Pierre loves Natasha and Napoleon invades Russia.
Polar ice cap diminishes and socialite seeks follicular transplant.
Novice renounces world and exerciser learns Zumba.
Karl Marx writes love poetry and lava engulfs subdivision.
Prankster covers toilet bowl with plastic wrap and Eta Aquariids
meteor shower arrives.
Shady company sells fake ants and Battle of Chaeronea is first
recorded use of “penetration of the center.”
Feigned retreat devolves to real one in Battle of Maling and
rhinoceros named to the City Council in São Paulo, Brazil.
Office stapler jams and Russian noun “Razbliuto” describes
“the feeling a man has for someone he once loved.”
Hannibal employs double envelope in Cannae and Japanese noun
“Yugen” refers to “a feeling about the universe too deep and
mysterious for words.”

Emily Winakur’s “Synopses” (meaning “plot summaries”) moves from metonymy as plot summary (“Jane suspects Rochester has something to hide”) to larger statements:

Pierre loves Natasha and Napoleon invades Russia.
Jane suspects Rochester has something to hide.
Holden and Hester, outcasts together,
appreciate the crumbling of dreams—
so human, so sad, the way they wade into
gulfs and drown themselves.
Madeleine is proud of her scar.
Laura Ingalls bats a balloon made from the bladder
of a freshly-killed pig.
There are wolves, panthers, green lights
at the end of a dock, and all of it is trying
to tell you something.
There are dreams that become books,
and books that become paper airplanes;
there are kites covered in words
that soar between the old world and the new.
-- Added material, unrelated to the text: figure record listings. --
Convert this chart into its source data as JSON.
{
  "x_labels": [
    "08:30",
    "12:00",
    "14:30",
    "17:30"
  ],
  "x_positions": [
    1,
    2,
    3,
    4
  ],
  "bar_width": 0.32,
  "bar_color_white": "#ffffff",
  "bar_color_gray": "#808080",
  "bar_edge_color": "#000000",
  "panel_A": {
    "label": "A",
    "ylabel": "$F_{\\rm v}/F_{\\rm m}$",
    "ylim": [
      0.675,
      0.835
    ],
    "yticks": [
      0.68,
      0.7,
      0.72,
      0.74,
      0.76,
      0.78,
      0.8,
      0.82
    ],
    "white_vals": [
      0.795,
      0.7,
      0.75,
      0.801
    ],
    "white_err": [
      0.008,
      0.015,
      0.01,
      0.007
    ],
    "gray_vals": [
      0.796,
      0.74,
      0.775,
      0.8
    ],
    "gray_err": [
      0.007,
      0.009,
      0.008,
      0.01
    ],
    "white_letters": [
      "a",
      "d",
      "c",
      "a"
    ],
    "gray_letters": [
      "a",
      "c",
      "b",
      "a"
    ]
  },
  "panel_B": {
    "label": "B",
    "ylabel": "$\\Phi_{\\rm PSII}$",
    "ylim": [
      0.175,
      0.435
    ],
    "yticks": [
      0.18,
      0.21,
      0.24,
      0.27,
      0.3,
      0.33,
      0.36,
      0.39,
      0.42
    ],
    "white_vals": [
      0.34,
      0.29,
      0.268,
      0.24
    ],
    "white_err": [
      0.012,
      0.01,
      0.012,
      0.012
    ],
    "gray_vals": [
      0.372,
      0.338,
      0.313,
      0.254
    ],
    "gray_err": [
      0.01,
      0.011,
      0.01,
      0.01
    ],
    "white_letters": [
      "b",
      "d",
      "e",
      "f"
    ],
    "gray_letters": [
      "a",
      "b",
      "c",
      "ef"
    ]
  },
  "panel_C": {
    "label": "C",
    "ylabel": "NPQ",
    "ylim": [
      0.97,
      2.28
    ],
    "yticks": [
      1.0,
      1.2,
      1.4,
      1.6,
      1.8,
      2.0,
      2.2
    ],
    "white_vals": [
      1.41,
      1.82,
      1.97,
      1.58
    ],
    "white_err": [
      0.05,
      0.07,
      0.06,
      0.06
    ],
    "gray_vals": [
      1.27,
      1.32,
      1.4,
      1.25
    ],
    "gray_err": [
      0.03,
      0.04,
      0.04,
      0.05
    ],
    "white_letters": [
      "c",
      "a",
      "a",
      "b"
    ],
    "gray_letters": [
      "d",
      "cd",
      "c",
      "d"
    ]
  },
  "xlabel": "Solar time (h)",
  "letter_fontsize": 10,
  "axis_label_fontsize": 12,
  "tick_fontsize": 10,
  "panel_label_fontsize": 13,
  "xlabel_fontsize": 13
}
Louis A. Wilberforce’s “Observations Made Under the Sagging Light of the Aging Sun” memorializes the experience of watching television:

Pierre loves Natasha
and Napoleon invades Russia, brought to
us by a handful of
lovely sponsors
and we’re starting to see ourselves in
all those commercials and sitcoms, they really
have got us pegged—I can finally
laugh about it now, it used to be
quite the opposite, I’d get
upset about it, but lately I find comfort
in how they so expertly
sum things up, everything, even
the way the laugh track kicks in when I stub my toe.

Elizabeth Solsburg, musing on War and Peace, locates the uncommon element linking the two clauses in the prompt:

Pierre loves Natasha
the way a war-weary man loves peace—
the idea of it, so luminescent and quiet.
And Napoleon loves Russia,
in the lusting way a man loves the thing
he wants to own—
the woman whose musk still clings to him
after he has invaded her,
after the plunder.

In “The Power of Words,” Patricia Smith joins those of us who lament that great books meet the resistance of “unwilling students”:

Pierre loves Natasha and Napoleon invades Russia.
How much simpler it would have been
to explain to an unwilling student—
one complaining of unfamiliar names
impossible to associate with something familiar
or bemoaning detailed descriptions of scenes
surrounding impending battles—
that Tolstoy had written an epic love story
albeit a hefty one.

Making reference to another Tolstoy masterpiece, the last line of Diana Ferraro’s “Hack” is immortal:  “Each unhappy writer is unhappy in his own way.”